Poverty in itself is a mark of dissatisfaction, inequality and prevalent ‘structural violence’ in a society which have the potential to erupt into actual violence turning the situation of ‘negative peace’ in societies into a situation of ‘no peace’. This correlation between disability and poverty, establishes the point that societies with more disabled people are less developed and more violent in nature because of more poverty existing there.

World Bank disability overview points out that “persons with disabilities, on average as a group, are more likely to experience adverse socio-economic outcomes than persons without disabilities, such as less education, poorer health outcomes, lower levels of employment, and higher poverty rates. A country’s economic, legislative, physical, and social environment may create or maintain barriers to the participation of people with disabilities in economic, civic, and community life”.

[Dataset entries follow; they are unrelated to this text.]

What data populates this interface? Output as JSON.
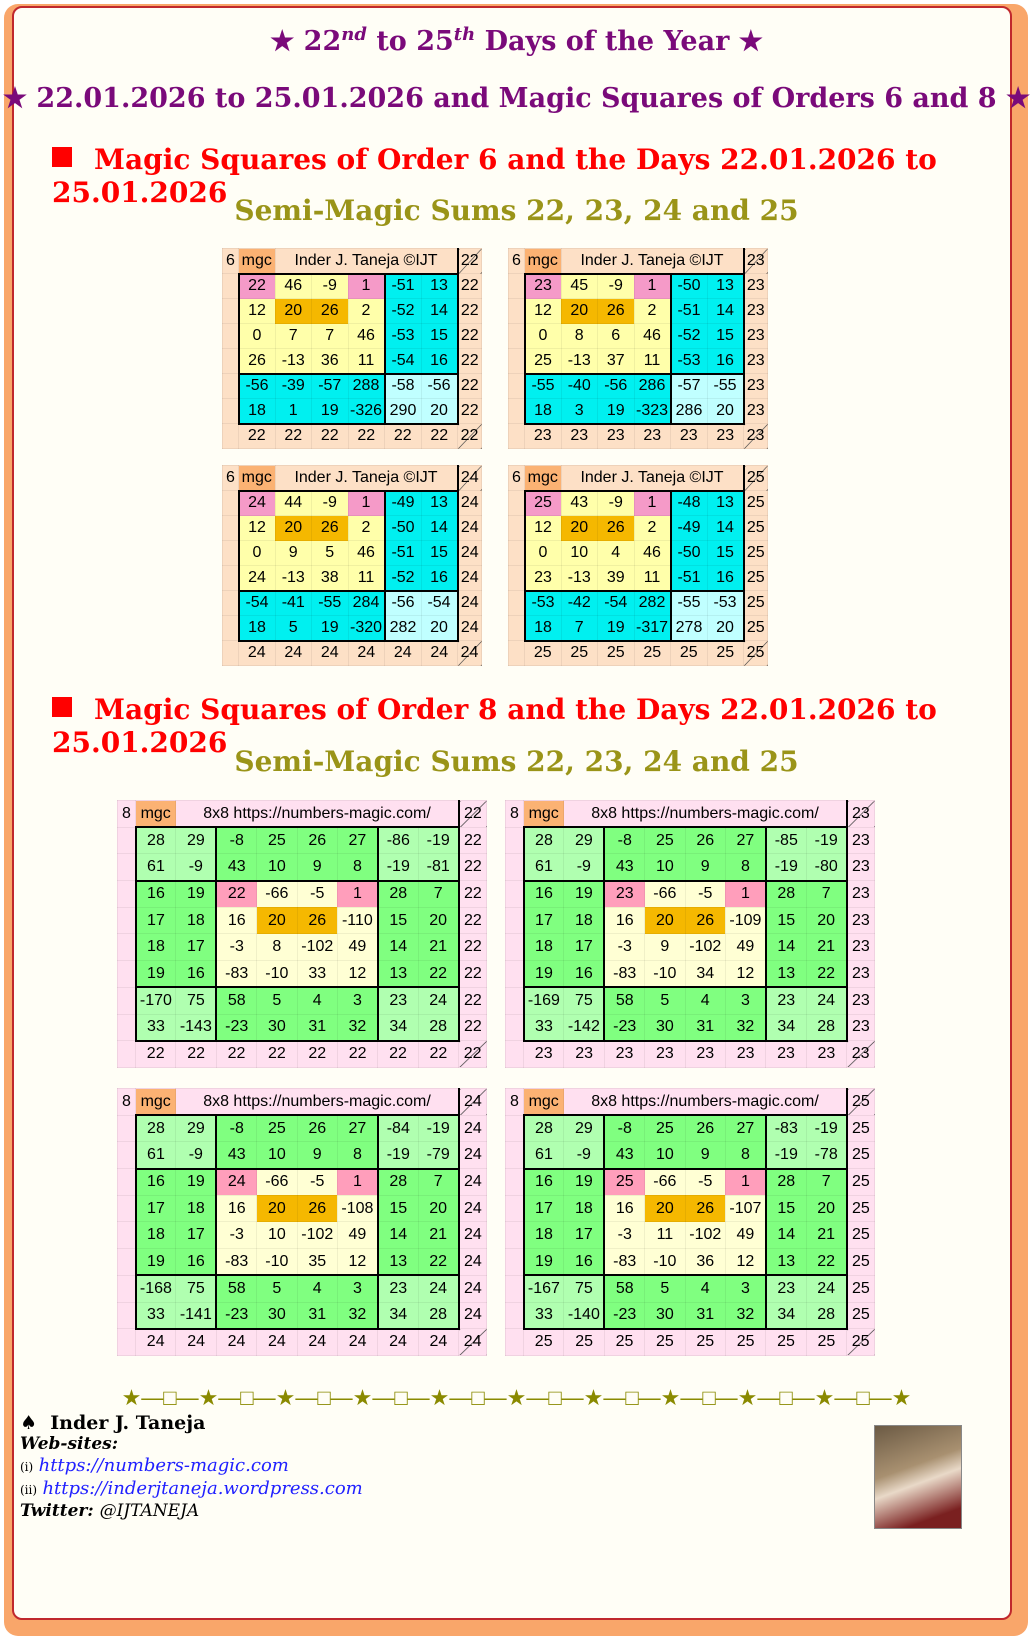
{
  "title_line1": {
    "prefix": "★ 22",
    "sup1": "nd",
    "mid": " to 25",
    "sup2": "th",
    "suffix": " Days of the Year ★"
  },
  "title_line2": "★ 22.01.2026 to 25.01.2026 and Magic Squares of Orders 6 and 8 ★",
  "section6": {
    "heading": "Magic Squares of Order 6 and the Days 22.01.2026 to 25.01.2026",
    "subheading": "Semi-Magic Sums 22, 23, 24 and 25"
  },
  "section8": {
    "heading": "Magic Squares of Order 8 and the Days 22.01.2026 to 25.01.2026",
    "subheading": "Semi-Magic Sums 22, 23, 24 and 25"
  },
  "order6": {
    "order": "6",
    "tag": "mgc",
    "header": "Inder J. Taneja  ©IJT",
    "tables": [
      {
        "sum": "22",
        "rows": [
          [
            22,
            46,
            -9,
            1,
            -51,
            13
          ],
          [
            12,
            20,
            26,
            2,
            -52,
            14
          ],
          [
            0,
            7,
            7,
            46,
            -53,
            15
          ],
          [
            26,
            -13,
            36,
            11,
            -54,
            16
          ],
          [
            -56,
            -39,
            -57,
            288,
            -58,
            -56
          ],
          [
            18,
            1,
            19,
            -326,
            290,
            20
          ]
        ]
      },
      {
        "sum": "23",
        "rows": [
          [
            23,
            45,
            -9,
            1,
            -50,
            13
          ],
          [
            12,
            20,
            26,
            2,
            -51,
            14
          ],
          [
            0,
            8,
            6,
            46,
            -52,
            15
          ],
          [
            25,
            -13,
            37,
            11,
            -53,
            16
          ],
          [
            -55,
            -40,
            -56,
            286,
            -57,
            -55
          ],
          [
            18,
            3,
            19,
            -323,
            286,
            20
          ]
        ]
      },
      {
        "sum": "24",
        "rows": [
          [
            24,
            44,
            -9,
            1,
            -49,
            13
          ],
          [
            12,
            20,
            26,
            2,
            -50,
            14
          ],
          [
            0,
            9,
            5,
            46,
            -51,
            15
          ],
          [
            24,
            -13,
            38,
            11,
            -52,
            16
          ],
          [
            -54,
            -41,
            -55,
            284,
            -56,
            -54
          ],
          [
            18,
            5,
            19,
            -320,
            282,
            20
          ]
        ]
      },
      {
        "sum": "25",
        "rows": [
          [
            25,
            43,
            -9,
            1,
            -48,
            13
          ],
          [
            12,
            20,
            26,
            2,
            -49,
            14
          ],
          [
            0,
            10,
            4,
            46,
            -50,
            15
          ],
          [
            23,
            -13,
            39,
            11,
            -51,
            16
          ],
          [
            -53,
            -42,
            -54,
            282,
            -55,
            -53
          ],
          [
            18,
            7,
            19,
            -317,
            278,
            20
          ]
        ]
      }
    ]
  },
  "order8": {
    "order": "8",
    "tag": "mgc",
    "header": "8x8  https://numbers-magic.com/",
    "tables": [
      {
        "sum": "22",
        "rows": [
          [
            28,
            29,
            -8,
            25,
            26,
            27,
            -86,
            -19
          ],
          [
            61,
            -9,
            43,
            10,
            9,
            8,
            -19,
            -81
          ],
          [
            16,
            19,
            22,
            -66,
            -5,
            1,
            28,
            7
          ],
          [
            17,
            18,
            16,
            20,
            26,
            -110,
            15,
            20
          ],
          [
            18,
            17,
            -3,
            8,
            -102,
            49,
            14,
            21
          ],
          [
            19,
            16,
            -83,
            -10,
            33,
            12,
            13,
            22
          ],
          [
            -170,
            75,
            58,
            5,
            4,
            3,
            23,
            24
          ],
          [
            33,
            -143,
            -23,
            30,
            31,
            32,
            34,
            28
          ]
        ]
      },
      {
        "sum": "23",
        "rows": [
          [
            28,
            29,
            -8,
            25,
            26,
            27,
            -85,
            -19
          ],
          [
            61,
            -9,
            43,
            10,
            9,
            8,
            -19,
            -80
          ],
          [
            16,
            19,
            23,
            -66,
            -5,
            1,
            28,
            7
          ],
          [
            17,
            18,
            16,
            20,
            26,
            -109,
            15,
            20
          ],
          [
            18,
            17,
            -3,
            9,
            -102,
            49,
            14,
            21
          ],
          [
            19,
            16,
            -83,
            -10,
            34,
            12,
            13,
            22
          ],
          [
            -169,
            75,
            58,
            5,
            4,
            3,
            23,
            24
          ],
          [
            33,
            -142,
            -23,
            30,
            31,
            32,
            34,
            28
          ]
        ]
      },
      {
        "sum": "24",
        "rows": [
          [
            28,
            29,
            -8,
            25,
            26,
            27,
            -84,
            -19
          ],
          [
            61,
            -9,
            43,
            10,
            9,
            8,
            -19,
            -79
          ],
          [
            16,
            19,
            24,
            -66,
            -5,
            1,
            28,
            7
          ],
          [
            17,
            18,
            16,
            20,
            26,
            -108,
            15,
            20
          ],
          [
            18,
            17,
            -3,
            10,
            -102,
            49,
            14,
            21
          ],
          [
            19,
            16,
            -83,
            -10,
            35,
            12,
            13,
            22
          ],
          [
            -168,
            75,
            58,
            5,
            4,
            3,
            23,
            24
          ],
          [
            33,
            -141,
            -23,
            30,
            31,
            32,
            34,
            28
          ]
        ]
      },
      {
        "sum": "25",
        "rows": [
          [
            28,
            29,
            -8,
            25,
            26,
            27,
            -83,
            -19
          ],
          [
            61,
            -9,
            43,
            10,
            9,
            8,
            -19,
            -78
          ],
          [
            16,
            19,
            25,
            -66,
            -5,
            1,
            28,
            7
          ],
          [
            17,
            18,
            16,
            20,
            26,
            -107,
            15,
            20
          ],
          [
            18,
            17,
            -3,
            11,
            -102,
            49,
            14,
            21
          ],
          [
            19,
            16,
            -83,
            -10,
            36,
            12,
            13,
            22
          ],
          [
            -167,
            75,
            58,
            5,
            4,
            3,
            23,
            24
          ],
          [
            33,
            -140,
            -23,
            30,
            31,
            32,
            34,
            28
          ]
        ]
      }
    ]
  },
  "colors": {
    "yellow": "#ffffaa",
    "cyan": "#00f0f0",
    "light_cyan": "#c0ffff",
    "pink": "#f59ac8",
    "orange": "#f5b800",
    "peach": "#fde0c6",
    "mgc": "#fbb273",
    "green": "#80ff80",
    "light_green": "#b0ffb0",
    "pale_yellow": "#ffffd4",
    "pink_bg": "#ffe0f0",
    "pink8": "#ff9ebb"
  },
  "divider": "★—□—★—□—★—□—★—□—★—□—★—□—★—□—★—□—★—□—★—□—★",
  "footer": {
    "spade": "♠",
    "author": "Inder J. Taneja",
    "websites_label": "Web-sites:",
    "site1_prefix": "(i)",
    "site1": "https://numbers-magic.com",
    "site2_prefix": "(ii)",
    "site2": "https://inderjtaneja.wordpress.com",
    "twitter_label": "Twitter:",
    "twitter": "@IJTANEJA"
  }
}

The World Health Organisation in its first report on disability mentions in its chapter ‘Disability and Poverty’ that “Persons with disabilities experience worse educational and labour market outcomes and are more likely to be poor than persons without disabilities”. It also mentions that persons with disability have lower employment rates and lower educational attainment than persons without disability.

In every sphere, disabled person’s life is pervaded with violence in some form or the other, the magnitude of this violence might differ, but its existence can’t be denied.